Well I guess I'll add my 2 *@#&* worth! First off: I use my toilet for both intended purposes; I keep it far cleaner than even the best campgrounds, and that's why I bought a trailer with a toilet in the first place!
Second: flush often! After three or four "wads" of paper go in, it's time to flush. I hold the lever down 1/2 way so it runs enough water into the bowl to cover the paper, then I put the pedal to the metal, and down it goes. I've found doing that - combined with the normal amount of liquid waste - keeps the solids (including paper) in suspension long enough to start breaking down. Third; (as previously mentioned) if you're using a sewer hook-up, leave the valves closed until your tanks are about 3/4 full. Leaving them open allows the liquid waste to drain off too quickly to carry the solid wastes with it. Fourth: use a good black tank chemical. If you're worried about the environment, use one with enzymes rather than one with formaldehyde. Fifth; ice can be an effective scrubbing agent if it is used after
the liquid is drained off. Yes, Mildred, ice floats! So drain the tank, add the ice, drive around, add some water and dump. Sixth (and most important): drain and clean your tank whenever you leave a campground. If you're at a seasonal site, do it every time you dump the tank. Having a tank rinser makes it easy, but using the hand-held shower, using a hose and wand, or dumping in a bucket of water all work well if you don't allow the situation to get out of hand to begin with. Cleaning the tank until the water runs clear will also enable your tank sensor to give more accurate readings.
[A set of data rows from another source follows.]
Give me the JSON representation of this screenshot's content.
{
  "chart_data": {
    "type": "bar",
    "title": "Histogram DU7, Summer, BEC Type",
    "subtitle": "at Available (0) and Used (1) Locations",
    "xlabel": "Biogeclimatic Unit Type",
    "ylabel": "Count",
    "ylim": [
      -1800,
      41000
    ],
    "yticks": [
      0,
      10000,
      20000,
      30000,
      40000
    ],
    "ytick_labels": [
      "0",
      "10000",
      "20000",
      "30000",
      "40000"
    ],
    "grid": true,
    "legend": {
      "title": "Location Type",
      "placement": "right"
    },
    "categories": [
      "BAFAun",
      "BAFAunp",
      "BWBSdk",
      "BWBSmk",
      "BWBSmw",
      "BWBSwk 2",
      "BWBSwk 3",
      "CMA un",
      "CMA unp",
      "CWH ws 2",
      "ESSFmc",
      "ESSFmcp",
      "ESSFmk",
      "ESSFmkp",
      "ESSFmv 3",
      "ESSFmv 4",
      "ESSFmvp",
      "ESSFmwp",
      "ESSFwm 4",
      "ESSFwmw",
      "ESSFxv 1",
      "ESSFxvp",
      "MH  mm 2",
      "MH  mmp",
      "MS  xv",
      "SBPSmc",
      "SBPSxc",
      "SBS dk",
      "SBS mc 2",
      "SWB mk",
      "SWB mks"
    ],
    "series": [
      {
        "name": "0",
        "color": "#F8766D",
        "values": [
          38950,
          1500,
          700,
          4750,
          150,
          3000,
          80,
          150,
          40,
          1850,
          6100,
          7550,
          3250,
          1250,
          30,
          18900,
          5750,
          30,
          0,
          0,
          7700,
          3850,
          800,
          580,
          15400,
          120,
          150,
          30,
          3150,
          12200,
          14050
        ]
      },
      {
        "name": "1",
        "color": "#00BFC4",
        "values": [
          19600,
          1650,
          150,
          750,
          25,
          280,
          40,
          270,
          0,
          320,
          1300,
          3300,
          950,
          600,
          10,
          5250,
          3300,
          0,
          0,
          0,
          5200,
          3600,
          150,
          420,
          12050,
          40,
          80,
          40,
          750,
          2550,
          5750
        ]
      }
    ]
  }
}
One last thing when dumping: it doesn't necessarily mean your tank is empty just because nothing more is coming out of your drain hose. Sometimes a plug will develop even if you use the "right" paper. I've found that opening and closing the gate valve several times quickly will often break up a plug and start the flow again. Putting your shoulder into the side of the trailer and rocking it will sometimes help, as well.
The important thing is you have to do some regular maintenance. You have to regularly check and maintain your tire pressures. You have to keep your wheel bearings packed. You have to inspect and re-caulk your roof seams. The toilet is no different! Use it! Clean it regularly! Maintain it properly, and it will give you years and years of odor-free service.